Afrique: Rainforest Alliance impulse un changement positif de la cause environnementale

L’ONG Rainforest Alliance a tenu le 29 juin 2026 un atelier média avec des professionnels de la presse camerounaise. Le but étant de renforcer les partenariats médias pour amplifier les récits et enjeux de durabilité des chaînes de valeur agricoles et de préservation de l’environnement. Au cœur de cet échange, les discussions ont porté sur l’analyse du rapport annuel 2025 et ses données d’impact, à l’issue desquelles plusieurs recommandations ont été formulées.

Entre 2020 et 2025, l’Afrique a perdu chaque année près de 4 millions d’hectares de forêts, selon le Global Forest Resources Assessment des Nations Unies. Cette déforestation accélérée menace les écosystèmes, en particulier le bassin du Congo, deuxième plus vaste forêt tropicale au monde, sous la pression de l’exploitation illégale du bois, de l’expansion agricole et des activités minières. Dans son rapport annuel 2025, Rainforest Alliance estime que l’agriculture est responsable de 80 % de la déforestation tropicale et avertit que le changement climatique pourrait entraîner une baisse de la production agricole mondiale pouvant atteindre 35 % d’ici 2050. Face à ces défis, l’organisation soutient des initiatives axées sur l’amélioration des moyens de subsistance des agriculteurs, la restauration des écosystèmes et la transformation durable des chaînes de valeur agricoles. Dans cette dynamique, elle a réuni le 29 juin 2026 à Yaoundé au Cameroun des professionnels des médias afin de renforcer les partenariats avec la presse et d’accroître la visibilité des enjeux liés à la durabilité agricole et à la préservation de l’environnement. 

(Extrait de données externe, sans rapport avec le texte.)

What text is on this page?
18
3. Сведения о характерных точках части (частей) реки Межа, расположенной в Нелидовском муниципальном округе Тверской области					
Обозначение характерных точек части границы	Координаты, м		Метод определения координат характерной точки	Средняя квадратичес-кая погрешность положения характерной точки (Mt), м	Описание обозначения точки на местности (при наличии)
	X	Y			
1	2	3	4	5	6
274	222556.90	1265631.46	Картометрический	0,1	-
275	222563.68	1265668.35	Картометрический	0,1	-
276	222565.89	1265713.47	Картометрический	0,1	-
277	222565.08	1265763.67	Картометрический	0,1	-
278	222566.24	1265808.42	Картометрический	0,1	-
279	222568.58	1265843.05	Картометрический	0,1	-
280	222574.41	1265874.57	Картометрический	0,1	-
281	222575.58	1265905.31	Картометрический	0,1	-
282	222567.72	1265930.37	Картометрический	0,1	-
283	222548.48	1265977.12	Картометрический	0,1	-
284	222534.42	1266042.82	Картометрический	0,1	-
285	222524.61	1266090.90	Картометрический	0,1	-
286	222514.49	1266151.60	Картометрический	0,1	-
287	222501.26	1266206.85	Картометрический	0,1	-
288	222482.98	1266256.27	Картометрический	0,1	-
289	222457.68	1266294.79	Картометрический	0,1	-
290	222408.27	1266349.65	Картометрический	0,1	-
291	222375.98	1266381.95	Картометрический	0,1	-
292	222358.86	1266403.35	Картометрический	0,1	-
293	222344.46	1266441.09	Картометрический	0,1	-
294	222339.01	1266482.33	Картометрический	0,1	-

Les échanges ont principalement porté sur l’analyse du rapport annuel 2025 de Rainforest Alliance et de ses principaux indicateurs d’impact. Le document met en évidence l’amélioration des revenus des producteurs, soutenue par deux leviers majeurs : l’augmentation des rendements agricoles et le versement de primes de durabilité. Les participants ont également formulé plusieurs recommandations, parmi lesquelles le renforcement des récits médiatiques autour des enjeux étroitement liés à la préservation des écosystèmes, de la biodiversité, des moyens de subsistance, de la résilience climatique et des droits humains. À travers cette initiative, Rainforest Alliance entend doter les médias africains des outils nécessaires pour mieux couvrir les défis de la durabilité des filières agricoles et de la protection de l’environnement. L’organisation ambitionne ainsi de favoriser une transformation durable des communautés, avec un accent particulier sur l’autonomisation des femmes et des jeunes, tout en renforçant la gouvernance des paysages grâce à des partenariats entre les secteurs public et privé.

Présente dans 64 pays à travers 80 programmes de gestion durable des paysages et de certification, Rainforest Alliance affirme avoir contribué à éviter l’émission de 5,5 millions de tonnes de gaz à effet de serre et à protéger ou restaurer 11,9 millions d’hectares d’écosystèmes, soit une superficie équivalente à celle du Bénin ou du Libéria. « Notre objectif est clair : restaurer, régénérer et revitaliser les sols ainsi que les écosystèmes forestiers tropicaux, dont dépendent la survie des communautés et la pérennité de nos systèmes alimentaires », souligne Santiago Gowland, président-directeur général de Rainforest Alliance. Cette ambition s’inscrit dans un contexte où les crises environnementales et sociales fragilisent de plus en plus les moyens de subsistance de millions d’agriculteurs, de travailleurs et de communautés à travers le monde, renforçant l’urgence d’accélérer la transition vers des modèles de production plus durables.